Brookings has collected a year of data on an experiment it calls "transformative placemaking," with case studies from up and down the East Coast.
"By numerous measures, the Steel City is on the rise. But much of its growth and prosperity are concentrating downtown and in a handful of adjacent neighborhoods, while other neighborhoods—home primarily to people of color and high-poverty households—have yet to feel the lift," according to an article by Jennifer S. Vey and Hanna Love.
The example of Pittsburgh is cited as emblematic of similar dichotomies in other cities around the United States, and the raison d'être for a program established a year ago to address exactly these challenges. Vey and Love explain more:
One year ago this month, Brookings Metro dove into this fray with the establishment of the Bass Center for Transformative Placemaking.
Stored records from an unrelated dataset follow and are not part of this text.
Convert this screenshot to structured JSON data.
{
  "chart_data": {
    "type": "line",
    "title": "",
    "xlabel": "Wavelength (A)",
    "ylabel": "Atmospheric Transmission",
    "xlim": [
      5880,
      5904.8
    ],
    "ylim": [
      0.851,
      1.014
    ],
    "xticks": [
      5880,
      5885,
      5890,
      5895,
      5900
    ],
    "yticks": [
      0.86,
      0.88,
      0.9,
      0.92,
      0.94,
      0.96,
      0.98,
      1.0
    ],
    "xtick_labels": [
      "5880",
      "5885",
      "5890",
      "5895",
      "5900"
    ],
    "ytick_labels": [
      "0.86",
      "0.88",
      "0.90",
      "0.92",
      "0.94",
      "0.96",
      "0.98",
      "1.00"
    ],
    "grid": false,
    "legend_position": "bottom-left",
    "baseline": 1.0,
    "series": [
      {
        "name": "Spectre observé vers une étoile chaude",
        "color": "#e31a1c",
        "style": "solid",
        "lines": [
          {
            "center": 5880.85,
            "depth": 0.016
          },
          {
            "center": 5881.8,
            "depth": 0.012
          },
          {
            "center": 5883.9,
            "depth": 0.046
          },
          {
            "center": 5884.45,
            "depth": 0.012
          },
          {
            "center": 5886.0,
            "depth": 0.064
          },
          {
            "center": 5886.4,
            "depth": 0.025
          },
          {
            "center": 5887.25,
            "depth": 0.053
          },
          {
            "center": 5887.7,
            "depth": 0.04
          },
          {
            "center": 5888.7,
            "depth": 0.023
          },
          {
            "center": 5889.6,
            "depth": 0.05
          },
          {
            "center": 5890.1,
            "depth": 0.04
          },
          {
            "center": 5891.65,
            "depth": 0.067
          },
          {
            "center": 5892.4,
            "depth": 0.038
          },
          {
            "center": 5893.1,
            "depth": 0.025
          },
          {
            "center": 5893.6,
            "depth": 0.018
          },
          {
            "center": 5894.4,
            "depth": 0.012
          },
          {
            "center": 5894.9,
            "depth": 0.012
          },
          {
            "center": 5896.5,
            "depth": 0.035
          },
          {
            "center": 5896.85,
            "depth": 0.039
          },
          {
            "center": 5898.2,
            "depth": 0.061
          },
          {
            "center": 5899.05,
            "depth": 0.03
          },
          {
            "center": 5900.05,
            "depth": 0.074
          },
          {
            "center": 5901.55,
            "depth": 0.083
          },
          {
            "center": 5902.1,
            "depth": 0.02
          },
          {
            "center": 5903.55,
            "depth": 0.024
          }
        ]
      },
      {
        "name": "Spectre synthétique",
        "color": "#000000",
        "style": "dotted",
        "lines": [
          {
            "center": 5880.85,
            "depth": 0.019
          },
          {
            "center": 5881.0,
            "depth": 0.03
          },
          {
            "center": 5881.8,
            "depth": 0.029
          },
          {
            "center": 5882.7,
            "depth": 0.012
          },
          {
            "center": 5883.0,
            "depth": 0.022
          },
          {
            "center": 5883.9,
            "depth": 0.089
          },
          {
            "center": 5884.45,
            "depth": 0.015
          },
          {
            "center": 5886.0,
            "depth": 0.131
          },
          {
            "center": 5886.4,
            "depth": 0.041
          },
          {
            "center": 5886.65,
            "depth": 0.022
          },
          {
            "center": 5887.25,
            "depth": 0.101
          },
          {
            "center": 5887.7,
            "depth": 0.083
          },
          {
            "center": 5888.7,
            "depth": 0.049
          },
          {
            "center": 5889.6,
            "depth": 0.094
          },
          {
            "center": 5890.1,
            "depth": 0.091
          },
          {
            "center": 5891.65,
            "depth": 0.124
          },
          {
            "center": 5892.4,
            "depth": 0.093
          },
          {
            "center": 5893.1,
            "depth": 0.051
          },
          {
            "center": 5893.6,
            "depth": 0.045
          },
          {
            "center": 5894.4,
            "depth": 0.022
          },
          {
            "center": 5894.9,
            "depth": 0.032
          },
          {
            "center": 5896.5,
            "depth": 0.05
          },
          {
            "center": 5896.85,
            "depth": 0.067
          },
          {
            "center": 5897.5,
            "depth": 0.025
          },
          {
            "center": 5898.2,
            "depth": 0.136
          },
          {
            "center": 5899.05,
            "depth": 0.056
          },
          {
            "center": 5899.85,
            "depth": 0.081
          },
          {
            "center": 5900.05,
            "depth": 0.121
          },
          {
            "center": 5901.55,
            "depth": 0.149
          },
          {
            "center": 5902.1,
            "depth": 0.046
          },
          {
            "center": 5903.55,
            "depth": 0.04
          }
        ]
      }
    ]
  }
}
The impetus stemmed from the recognition that market disruptions, coupled with changing demographic and household structures, are sharpening the nation’s long-standing spatial divides—and that new sets of place-led policies and practices are essential to bridging them.
A year later, the team at the Bass Center is revealing an "outcome-oriented framework" for transformative placemaking.
The framework—meant to be adapted and refined to reflect community priorities and realities—is designed to provide stakeholders in urban, suburban, and rural areas with a holistic template for creating connected, vibrant, and inclusive communities.
According to the article, three attributes distinguish transformative placemaking from other forms of practice and public relations: scope, scale and level of integration. The article cites examples from Philadelphia, Memphis, and more to show examples of how this framework can be put into practice in different market and political environments.